Thanks again and Good luck and Good Fishing .


----------



## Cptn Spaulding (May 20, 2015)

I wouldn't dismiss the spillway, I pulled 6 saugeyes out of it in a few hours a couple of Friday afternoons ago. It can be hit or miss though. Seems to be better after a good amount of rain.


----------



## garhtr (Jan 12, 2009)

Thanks, and I'm sorry if it came off as I was dismissing your info, I certainly was not and some day I may try the spillway but I'm closer to 4 other spillways that I can fish.
I was mainly looking to fish in a different lake and especially one that was drawn down, I mainly fly fish and need the extra room draw down provides for casting. Thank you
N Good luck and Good Fishing !


----------



## Cptn Spaulding (May 20, 2015)

You didn't. I didn't want you to think it wasn't worth fishing. Like most places it can be good at the right time. Not a lot of fly fishing room at acton though.


----------



## RAVDOG (May 28, 2010)

I had fished at Acton Lake about 3 years ago and did well on crappies and saugeyes but most of the saugeyes were dinks. Fished opposite the conference center but the dam was under construction at that time I think. So it is accessible now? Also can anyone tell me the fastest way to go to acton lake from dayton.


----------



## Cptn Spaulding (May 20, 2015)

Yes the spillway is accessible now. Can't help with the quickest route there though.


----------



## RAVDOG (May 28, 2010)

Thanks cptn spaulding


----------



## crappiedude (Mar 12, 2006)

garhtr said:


> Is that lake drawn down any in winter ??


check this out....
http://parks.ohiodnr.gov/drawdowns


----------



## zaraspook (Jun 16, 2009)

Good info, c-dude!


----------



## Betsabet (Jul 17, 2017)

Cptn Spaulding said:


> I wouldn't dismiss the spillway, I pulled 6 saugeyes out of it in a few hours a couple of Friday afternoons ago. It can be hit or miss though. Seems to be better after a good amount of rain.


Shocking some people would give away a little gem of a hole to the masses on social media. You and a guy on space book must love fishing with the masses from Dayton and Columbus and taking all the fish out of a small piece of water. It has been pounded and most fish have been removed. I've seen 4 keepers in 3 (8) hr days. Thanks!! Next time your down bring a couple of 5 gallon buckets to pick up dirty diapers and trash as I have done.


----------



## crappiedude (Mar 12, 2006)

Betsabet said:


> Shocking some people would give away a little gem of a hole to the masses on social media.


So are you saying no one else knew about the spillway and saugeyes before Wednesday?


----------



## Betsabet (Jul 17, 2017)

crappiedude said:


> So are you saying no one else knew about the spillway and saugeyes before Wednesday?

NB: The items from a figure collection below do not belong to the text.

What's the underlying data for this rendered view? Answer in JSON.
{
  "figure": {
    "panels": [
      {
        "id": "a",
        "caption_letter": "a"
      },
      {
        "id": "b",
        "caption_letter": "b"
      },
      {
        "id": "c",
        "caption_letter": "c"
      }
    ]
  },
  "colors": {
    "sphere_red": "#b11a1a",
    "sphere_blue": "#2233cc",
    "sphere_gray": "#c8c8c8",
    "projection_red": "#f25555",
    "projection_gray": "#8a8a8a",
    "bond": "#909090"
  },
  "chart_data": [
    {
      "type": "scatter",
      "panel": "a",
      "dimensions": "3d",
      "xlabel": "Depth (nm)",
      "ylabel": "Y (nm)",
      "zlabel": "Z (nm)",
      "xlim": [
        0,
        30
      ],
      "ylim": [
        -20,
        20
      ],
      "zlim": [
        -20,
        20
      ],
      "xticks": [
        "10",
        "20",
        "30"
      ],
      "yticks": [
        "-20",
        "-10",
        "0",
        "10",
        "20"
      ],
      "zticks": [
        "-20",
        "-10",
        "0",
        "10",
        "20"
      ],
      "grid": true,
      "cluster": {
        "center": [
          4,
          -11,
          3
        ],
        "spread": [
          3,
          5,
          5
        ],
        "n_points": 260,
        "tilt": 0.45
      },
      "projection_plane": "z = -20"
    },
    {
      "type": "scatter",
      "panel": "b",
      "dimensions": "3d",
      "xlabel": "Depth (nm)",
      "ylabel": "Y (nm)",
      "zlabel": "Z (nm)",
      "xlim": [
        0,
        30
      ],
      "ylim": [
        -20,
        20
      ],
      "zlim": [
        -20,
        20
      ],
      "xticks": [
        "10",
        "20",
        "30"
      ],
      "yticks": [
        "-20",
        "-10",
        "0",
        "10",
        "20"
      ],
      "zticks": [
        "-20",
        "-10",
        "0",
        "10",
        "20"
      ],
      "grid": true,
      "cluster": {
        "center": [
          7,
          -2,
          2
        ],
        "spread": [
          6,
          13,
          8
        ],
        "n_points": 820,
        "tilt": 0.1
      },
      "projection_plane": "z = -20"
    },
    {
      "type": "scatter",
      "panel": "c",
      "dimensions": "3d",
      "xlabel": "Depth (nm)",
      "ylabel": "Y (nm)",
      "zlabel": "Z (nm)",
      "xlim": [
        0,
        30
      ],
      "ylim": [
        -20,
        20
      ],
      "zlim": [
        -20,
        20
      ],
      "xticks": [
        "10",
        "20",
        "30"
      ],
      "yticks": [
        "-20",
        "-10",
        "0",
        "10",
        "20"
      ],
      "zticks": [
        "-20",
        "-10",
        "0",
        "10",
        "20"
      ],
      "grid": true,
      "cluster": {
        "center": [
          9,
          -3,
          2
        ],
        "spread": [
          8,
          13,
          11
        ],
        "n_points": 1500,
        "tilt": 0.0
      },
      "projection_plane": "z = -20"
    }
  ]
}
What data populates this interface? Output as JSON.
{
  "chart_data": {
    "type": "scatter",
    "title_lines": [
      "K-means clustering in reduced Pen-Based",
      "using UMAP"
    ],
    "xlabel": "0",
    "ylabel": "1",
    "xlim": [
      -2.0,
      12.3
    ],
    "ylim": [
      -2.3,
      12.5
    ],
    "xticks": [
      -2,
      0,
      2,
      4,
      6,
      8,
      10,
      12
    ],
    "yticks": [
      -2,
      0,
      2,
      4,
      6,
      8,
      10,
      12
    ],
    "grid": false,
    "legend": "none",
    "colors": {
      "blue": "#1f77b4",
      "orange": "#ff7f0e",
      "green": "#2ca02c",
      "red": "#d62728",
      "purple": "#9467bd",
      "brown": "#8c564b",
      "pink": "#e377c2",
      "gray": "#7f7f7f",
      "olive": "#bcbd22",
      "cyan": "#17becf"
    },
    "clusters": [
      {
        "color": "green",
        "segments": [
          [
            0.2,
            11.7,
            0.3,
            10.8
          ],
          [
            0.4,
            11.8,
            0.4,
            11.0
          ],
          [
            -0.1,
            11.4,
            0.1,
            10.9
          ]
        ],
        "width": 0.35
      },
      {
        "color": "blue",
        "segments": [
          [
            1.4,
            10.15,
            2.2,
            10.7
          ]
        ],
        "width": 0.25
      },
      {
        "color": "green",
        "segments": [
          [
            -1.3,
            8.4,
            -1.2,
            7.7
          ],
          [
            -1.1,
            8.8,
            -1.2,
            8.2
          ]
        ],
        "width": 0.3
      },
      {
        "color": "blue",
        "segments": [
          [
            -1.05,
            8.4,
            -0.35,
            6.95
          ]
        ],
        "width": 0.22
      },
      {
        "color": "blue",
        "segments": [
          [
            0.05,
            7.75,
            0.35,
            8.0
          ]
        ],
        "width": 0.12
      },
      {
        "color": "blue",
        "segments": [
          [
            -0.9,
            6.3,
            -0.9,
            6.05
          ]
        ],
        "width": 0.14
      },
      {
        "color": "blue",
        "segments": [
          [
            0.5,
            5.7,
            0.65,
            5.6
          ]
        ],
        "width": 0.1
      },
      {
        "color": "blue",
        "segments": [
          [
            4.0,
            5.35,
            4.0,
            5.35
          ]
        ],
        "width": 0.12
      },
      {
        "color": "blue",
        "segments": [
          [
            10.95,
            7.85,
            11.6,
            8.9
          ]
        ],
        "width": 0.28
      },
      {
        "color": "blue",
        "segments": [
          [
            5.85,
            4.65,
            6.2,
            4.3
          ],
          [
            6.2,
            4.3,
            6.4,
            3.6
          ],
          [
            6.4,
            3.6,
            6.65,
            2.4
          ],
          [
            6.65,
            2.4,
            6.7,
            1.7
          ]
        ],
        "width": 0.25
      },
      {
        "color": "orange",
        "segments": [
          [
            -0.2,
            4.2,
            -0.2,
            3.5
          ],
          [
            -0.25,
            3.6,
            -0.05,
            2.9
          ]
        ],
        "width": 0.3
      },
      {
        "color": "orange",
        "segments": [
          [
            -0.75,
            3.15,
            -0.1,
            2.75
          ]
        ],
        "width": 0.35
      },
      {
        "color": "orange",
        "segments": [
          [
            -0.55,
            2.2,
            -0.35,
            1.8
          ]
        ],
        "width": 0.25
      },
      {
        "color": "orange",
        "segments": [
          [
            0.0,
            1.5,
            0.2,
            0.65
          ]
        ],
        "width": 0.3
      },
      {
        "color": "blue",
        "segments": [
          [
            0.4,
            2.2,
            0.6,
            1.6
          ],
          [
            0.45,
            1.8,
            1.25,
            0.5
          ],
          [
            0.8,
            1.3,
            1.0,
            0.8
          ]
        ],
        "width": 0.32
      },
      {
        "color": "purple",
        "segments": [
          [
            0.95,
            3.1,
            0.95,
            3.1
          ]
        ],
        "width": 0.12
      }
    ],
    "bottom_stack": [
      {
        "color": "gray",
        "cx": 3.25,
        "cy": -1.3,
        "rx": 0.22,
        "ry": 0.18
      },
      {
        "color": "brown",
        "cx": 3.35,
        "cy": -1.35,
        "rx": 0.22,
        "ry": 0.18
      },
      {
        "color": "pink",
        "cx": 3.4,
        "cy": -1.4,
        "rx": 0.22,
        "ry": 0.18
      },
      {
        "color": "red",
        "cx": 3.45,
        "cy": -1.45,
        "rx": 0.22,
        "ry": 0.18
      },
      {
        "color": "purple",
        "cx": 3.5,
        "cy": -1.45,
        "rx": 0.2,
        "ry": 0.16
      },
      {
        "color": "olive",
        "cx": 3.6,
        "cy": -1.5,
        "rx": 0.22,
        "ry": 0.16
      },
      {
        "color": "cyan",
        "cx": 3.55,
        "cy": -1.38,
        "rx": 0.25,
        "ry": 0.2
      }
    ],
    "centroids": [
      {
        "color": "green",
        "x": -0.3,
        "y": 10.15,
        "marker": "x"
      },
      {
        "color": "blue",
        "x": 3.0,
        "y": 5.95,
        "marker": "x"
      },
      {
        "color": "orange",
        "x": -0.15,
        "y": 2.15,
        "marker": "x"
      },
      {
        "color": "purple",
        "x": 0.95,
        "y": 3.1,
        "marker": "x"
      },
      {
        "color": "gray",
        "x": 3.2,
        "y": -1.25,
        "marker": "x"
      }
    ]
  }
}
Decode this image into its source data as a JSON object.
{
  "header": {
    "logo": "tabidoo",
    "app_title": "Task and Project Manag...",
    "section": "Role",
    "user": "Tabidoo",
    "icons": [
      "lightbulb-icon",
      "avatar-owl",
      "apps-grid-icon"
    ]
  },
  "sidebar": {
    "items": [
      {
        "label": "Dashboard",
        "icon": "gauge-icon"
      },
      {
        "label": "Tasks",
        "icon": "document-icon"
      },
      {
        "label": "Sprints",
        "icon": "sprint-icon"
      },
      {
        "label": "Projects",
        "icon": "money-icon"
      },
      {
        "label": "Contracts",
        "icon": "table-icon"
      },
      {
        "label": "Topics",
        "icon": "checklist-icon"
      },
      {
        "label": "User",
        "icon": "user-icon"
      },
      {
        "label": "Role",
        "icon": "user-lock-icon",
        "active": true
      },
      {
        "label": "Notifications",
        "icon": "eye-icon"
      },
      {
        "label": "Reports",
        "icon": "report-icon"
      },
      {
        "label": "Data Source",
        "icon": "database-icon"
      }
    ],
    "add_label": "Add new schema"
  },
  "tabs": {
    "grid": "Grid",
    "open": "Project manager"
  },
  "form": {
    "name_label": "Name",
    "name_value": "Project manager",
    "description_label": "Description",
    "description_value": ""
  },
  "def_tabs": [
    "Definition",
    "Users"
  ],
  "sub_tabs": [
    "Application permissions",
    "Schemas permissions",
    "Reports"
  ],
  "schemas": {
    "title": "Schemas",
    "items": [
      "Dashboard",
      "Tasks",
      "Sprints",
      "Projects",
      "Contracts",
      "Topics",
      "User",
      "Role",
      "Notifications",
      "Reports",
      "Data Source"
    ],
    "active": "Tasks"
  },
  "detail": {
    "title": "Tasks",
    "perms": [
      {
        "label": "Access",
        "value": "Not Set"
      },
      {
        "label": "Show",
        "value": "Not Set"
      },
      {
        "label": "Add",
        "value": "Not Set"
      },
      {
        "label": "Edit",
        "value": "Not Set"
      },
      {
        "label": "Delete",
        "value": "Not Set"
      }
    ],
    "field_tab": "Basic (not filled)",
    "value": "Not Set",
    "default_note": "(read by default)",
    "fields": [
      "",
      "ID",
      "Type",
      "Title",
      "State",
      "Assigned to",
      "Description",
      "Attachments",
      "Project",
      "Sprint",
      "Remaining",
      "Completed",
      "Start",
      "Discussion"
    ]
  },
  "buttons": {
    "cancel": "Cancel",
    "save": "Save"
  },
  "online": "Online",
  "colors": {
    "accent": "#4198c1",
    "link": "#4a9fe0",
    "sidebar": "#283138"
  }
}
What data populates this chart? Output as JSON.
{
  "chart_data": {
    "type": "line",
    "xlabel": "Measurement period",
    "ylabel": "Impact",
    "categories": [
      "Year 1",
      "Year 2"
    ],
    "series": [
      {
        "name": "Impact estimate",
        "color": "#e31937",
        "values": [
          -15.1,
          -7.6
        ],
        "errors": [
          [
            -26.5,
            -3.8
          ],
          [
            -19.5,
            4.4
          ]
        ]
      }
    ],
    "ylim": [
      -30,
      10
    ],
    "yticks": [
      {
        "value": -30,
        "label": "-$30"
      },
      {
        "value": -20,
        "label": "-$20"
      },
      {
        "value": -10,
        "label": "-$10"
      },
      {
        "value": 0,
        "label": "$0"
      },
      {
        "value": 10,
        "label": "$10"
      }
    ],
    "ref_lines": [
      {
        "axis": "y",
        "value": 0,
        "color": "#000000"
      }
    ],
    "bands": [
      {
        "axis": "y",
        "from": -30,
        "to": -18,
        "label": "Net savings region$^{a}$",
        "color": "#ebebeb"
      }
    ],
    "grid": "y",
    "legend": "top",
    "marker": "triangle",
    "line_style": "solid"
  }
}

Nope, but let's tell everyone!


----------



## Cptn Spaulding (May 20, 2015)

Really? I've been down there among about 2+ dozen other fishermen before. Didn't realize an on or off spot in a state stocked public park like that was such a secret.

By the way, I threw them all back. Also, I picked up a long stretch of line that was wrapped up in a big rope of caulk that had come out of the expansion joint up near the dam. Then I stepped the caulk back down into the expansion joint. Probably won't stay there, but at least I temporarily fixed the tripping issue and removed the 50 feet or so of line hung up around it. Other than that I don't recall seeing any trash down there. You do a good job of keeping it cleaned up.


----------



## Saugeyefisher (Jul 19, 2010)

Betsabet said:


> Shocking some people would give away a little gem of a hole to the masses on social media. You and a guy on space book must love fishing with the masses from Dayton and Columbus and taking all the fish out of a small piece of water. It has been pounded and most fish have been removed. I've seen 4 keepers in 3 (8) hr days. Thanks!! Next time your down bring a couple of 5 gallon buckets to pick up dirty diapers and trash as I have done.


Lol this websites the least of your worries. Simple word of mouth will crowd up your honey home even faster then this website,then you got facebook and instagram. Shew,i dont think there will be any saugeyes left in a few years


----------



## Betsabet (Jul 17, 2017)

Today's trash!


----------



## Cptn Spaulding (May 20, 2015)

Looks like the "Taste of Hamilton" festival. Marlboros and Mt Dew.


----------



## dig_doug_l (Jul 25, 2005)

But no dirty diapers today ?  Seriously, there has been a lot of traffic at all the saugeye spots I've been to the last few weeks. I think it has more to do with the bite is been on, rather than anything to do with social media, especially at state park...


----------



## garhtr (Jan 12, 2009)

I've seen more pressure than normal also---I recently ran into two fisherman at night- I normally see 0 anglers at night especially after Thanksgiving. Maybe the night bite is becoming a little more popular or it could have a lot to do with 60 degree days and lows in the 30s. This next cold front will reduce the pressure. 
Good luck and Good Fishing !


----------